Dans la bibliographie commentée, les auteurs explicitent leurs choix. Par exemple concernant Cléobuline, ils indiquent que les très rares éléments biographiques proviennent d’auteurs de l’Antiquité postérieurs au VIe siècle avant JC. Pour Hypatie d’Alexandrie, ils indiquent que ce chapitre doit énormément au livre de référence qui lui a consacré Maria Dzielska, historienne, professeur d’histoire de la Rome antique à l’université Jagelonne de Cracovie. Le lecteur peut ainsi se faire une idée par lui-même, de la manière dont ils ont orienté lesdits choix. Il note également que chaque chapitre a été construit sur mesure pour la philosophe concernée. Par exemple, celui consacré à Sei Shônagon comprend de nombreuses citations de ses ouvrages pour illustrer le concept de Utsukushi, celui sur Louise Michel se focalise plus sur son engagement dans de grands mouvements historiques, celui sur Etty Hillesum sur sa vie personnelle. Il en découle une lecture rendue très agréable par la bienveillance des dessins, et la solidité de la narration visuelle, et par l’exposé de pensées philosophiques rendues plus vivantes par la mise en scène de ces femmes, rendues plus intelligibles en les contextualisant ainsi dans leur époque.

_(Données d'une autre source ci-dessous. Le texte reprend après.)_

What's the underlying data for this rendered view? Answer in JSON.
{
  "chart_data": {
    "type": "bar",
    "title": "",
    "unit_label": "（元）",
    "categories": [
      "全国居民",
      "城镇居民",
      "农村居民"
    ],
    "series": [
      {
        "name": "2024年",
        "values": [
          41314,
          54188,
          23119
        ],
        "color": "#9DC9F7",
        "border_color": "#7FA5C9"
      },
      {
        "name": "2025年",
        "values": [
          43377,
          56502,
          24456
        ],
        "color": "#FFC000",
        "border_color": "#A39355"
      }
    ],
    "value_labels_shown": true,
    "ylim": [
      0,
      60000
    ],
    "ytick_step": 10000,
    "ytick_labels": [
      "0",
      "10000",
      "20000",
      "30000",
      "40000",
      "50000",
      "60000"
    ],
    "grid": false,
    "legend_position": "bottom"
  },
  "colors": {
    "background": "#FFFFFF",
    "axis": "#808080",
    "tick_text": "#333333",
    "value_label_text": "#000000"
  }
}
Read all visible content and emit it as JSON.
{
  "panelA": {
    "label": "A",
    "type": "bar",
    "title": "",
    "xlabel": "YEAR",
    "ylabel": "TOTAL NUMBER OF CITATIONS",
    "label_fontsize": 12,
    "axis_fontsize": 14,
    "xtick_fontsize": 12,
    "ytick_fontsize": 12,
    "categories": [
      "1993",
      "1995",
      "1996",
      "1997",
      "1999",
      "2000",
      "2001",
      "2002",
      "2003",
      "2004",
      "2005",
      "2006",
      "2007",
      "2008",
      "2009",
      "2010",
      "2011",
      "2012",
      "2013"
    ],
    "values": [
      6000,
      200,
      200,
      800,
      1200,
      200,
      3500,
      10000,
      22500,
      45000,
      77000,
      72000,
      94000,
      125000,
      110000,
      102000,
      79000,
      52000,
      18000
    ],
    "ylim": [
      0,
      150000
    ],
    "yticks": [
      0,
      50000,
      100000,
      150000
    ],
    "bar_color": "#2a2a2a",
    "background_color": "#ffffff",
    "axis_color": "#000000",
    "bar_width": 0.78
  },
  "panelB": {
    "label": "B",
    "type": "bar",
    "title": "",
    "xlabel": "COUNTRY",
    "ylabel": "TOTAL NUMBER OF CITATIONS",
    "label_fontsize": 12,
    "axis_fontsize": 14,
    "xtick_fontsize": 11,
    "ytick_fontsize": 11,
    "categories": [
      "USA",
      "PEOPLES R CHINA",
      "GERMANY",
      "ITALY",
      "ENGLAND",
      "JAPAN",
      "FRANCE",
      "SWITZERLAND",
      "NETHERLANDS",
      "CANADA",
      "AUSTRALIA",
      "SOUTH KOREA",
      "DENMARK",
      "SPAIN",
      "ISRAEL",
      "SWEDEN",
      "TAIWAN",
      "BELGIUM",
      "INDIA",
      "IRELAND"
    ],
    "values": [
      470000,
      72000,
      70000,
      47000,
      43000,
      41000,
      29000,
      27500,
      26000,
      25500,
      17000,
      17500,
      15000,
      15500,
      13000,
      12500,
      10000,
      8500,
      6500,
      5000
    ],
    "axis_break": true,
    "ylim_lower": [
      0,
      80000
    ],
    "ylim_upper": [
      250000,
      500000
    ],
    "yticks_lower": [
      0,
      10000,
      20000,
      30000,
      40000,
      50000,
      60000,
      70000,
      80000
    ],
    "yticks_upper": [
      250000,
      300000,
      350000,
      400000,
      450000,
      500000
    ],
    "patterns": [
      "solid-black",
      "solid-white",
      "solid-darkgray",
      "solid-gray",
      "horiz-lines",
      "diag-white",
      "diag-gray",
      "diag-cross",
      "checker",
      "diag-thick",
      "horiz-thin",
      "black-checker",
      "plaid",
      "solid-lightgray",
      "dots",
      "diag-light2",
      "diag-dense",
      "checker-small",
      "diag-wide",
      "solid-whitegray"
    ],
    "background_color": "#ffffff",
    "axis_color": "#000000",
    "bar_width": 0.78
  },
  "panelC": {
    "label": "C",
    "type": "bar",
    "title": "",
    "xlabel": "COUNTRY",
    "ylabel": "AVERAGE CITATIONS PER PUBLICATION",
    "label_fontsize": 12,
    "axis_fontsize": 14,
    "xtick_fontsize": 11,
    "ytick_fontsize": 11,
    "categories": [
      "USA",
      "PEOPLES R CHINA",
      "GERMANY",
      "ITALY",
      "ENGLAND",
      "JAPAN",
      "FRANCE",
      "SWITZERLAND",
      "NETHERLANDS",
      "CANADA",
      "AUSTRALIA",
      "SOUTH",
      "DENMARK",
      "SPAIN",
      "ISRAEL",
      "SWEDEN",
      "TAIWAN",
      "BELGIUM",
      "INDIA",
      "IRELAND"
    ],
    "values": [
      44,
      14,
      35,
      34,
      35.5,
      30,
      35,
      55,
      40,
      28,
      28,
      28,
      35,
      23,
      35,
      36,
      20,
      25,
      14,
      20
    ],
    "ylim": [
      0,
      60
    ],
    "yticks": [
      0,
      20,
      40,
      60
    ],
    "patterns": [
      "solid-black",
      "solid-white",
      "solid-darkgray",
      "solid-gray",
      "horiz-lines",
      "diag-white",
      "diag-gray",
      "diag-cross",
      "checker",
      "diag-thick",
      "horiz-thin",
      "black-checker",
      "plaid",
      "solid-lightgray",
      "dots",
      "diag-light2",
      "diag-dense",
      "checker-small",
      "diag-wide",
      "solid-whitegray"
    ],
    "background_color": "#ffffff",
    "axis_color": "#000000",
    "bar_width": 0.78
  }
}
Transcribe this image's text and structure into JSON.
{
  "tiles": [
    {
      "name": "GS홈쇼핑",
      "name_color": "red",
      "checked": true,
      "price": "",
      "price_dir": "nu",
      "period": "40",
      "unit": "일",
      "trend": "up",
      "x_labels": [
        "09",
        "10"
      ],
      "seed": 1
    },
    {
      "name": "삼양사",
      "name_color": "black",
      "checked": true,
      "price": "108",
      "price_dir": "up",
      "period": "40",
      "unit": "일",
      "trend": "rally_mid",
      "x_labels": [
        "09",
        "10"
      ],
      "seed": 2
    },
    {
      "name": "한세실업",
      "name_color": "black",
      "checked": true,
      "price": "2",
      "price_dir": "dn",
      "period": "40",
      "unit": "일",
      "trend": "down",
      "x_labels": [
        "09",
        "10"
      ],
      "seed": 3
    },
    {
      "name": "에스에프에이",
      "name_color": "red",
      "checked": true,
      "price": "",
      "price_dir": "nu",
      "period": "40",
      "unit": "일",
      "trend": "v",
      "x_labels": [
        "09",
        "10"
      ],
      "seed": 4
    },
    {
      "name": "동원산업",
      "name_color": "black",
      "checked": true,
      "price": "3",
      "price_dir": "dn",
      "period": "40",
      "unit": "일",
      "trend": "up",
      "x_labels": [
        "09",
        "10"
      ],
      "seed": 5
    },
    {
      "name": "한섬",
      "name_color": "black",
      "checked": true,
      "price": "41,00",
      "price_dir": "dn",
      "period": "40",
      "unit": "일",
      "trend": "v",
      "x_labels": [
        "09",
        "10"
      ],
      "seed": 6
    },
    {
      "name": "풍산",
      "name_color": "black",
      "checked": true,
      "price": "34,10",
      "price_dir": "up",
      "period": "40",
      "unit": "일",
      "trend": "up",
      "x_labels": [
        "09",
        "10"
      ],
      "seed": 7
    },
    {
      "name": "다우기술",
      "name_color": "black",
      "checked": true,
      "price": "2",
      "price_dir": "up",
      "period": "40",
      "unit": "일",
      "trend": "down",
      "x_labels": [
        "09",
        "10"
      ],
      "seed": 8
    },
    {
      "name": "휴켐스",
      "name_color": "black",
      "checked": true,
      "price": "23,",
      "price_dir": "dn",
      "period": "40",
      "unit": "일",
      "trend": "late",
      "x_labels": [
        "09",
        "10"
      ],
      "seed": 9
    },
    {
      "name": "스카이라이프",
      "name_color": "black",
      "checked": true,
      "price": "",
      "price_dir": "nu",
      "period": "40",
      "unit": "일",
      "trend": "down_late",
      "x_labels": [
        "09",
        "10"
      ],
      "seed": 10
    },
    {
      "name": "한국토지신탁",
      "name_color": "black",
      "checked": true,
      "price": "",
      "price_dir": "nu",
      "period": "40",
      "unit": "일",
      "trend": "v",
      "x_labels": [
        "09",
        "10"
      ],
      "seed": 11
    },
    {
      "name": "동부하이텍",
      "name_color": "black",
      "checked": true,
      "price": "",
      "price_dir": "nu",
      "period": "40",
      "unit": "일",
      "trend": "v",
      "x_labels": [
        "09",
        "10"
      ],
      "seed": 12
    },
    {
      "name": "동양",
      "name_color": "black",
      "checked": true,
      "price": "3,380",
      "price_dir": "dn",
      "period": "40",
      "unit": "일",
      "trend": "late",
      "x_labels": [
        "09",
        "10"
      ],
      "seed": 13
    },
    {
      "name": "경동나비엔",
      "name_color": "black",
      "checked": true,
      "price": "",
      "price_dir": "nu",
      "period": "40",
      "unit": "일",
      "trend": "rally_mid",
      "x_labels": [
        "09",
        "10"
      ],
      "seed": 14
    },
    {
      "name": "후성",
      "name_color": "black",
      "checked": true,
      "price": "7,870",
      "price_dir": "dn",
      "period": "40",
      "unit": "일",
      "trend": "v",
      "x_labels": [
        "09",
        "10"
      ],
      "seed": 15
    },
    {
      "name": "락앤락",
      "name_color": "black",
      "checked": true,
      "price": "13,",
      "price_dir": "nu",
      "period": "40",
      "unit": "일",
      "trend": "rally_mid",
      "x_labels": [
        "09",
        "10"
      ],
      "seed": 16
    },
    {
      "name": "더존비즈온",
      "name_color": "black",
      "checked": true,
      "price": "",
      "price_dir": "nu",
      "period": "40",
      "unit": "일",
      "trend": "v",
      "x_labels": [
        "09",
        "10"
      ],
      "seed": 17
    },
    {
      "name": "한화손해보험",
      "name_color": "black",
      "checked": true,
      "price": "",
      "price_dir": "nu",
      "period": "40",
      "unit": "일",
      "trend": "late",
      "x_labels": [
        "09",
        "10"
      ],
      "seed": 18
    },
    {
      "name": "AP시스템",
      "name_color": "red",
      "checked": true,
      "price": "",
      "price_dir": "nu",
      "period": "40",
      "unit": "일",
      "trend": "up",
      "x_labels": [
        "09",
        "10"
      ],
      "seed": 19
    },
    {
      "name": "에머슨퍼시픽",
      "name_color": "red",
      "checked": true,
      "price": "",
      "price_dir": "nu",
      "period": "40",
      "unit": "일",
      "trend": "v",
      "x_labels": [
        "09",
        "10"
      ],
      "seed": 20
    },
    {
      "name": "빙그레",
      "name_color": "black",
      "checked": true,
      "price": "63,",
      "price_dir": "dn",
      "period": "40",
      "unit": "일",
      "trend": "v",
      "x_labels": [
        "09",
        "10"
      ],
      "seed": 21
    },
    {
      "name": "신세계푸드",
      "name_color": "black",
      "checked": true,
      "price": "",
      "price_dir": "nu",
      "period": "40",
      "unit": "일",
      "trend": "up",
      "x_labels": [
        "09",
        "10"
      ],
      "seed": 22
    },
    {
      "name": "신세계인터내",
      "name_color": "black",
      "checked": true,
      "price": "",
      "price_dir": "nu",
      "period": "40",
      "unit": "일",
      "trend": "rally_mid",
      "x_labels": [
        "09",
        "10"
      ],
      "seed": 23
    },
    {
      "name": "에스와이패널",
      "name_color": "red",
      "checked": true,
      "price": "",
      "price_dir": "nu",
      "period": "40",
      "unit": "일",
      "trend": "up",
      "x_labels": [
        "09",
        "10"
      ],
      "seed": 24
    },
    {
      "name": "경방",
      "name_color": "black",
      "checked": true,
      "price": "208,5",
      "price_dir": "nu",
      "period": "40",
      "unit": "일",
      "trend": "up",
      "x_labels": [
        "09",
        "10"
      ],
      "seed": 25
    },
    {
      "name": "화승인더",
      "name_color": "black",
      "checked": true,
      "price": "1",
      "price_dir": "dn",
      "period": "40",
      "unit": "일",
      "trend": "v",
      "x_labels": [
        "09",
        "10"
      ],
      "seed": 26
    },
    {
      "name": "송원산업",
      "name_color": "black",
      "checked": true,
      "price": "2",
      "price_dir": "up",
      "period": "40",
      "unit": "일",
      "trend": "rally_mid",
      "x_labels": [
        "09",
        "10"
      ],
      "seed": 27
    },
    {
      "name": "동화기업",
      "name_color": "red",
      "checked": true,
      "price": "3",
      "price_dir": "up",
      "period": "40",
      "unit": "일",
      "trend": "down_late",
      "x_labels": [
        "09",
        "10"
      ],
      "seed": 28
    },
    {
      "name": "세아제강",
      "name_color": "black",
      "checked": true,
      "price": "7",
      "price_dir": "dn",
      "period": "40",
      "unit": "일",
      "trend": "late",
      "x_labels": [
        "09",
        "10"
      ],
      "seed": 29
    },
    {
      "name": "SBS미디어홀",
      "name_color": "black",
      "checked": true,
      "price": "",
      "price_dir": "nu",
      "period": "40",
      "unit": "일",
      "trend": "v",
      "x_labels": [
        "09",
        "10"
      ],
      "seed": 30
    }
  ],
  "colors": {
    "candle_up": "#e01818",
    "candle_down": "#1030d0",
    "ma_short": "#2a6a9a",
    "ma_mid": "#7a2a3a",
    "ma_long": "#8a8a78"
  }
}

Rien ne remplace la lecture directe des textes des philosophes, de préférence agrémentée par une explication, ou accompagné par un guide. Pour autant, cet ouvrage remplit plus qu’une simple mission de vulgarisation ou de découverte. La bande dessinée s’avère très pertinente pour donner à voir les conditions de vie de chacune de ces femmes, leur époque, leur environnement, rendant ainsi plus intelligible leur point de vue. La présentation faite par les auteurs relie les idées à l’expérience de vie de chacune, avec habileté, exposant clairement leur philosophie, ou au moins une idée phare, comme issue d’une personne curieuse et immergée dans son époque.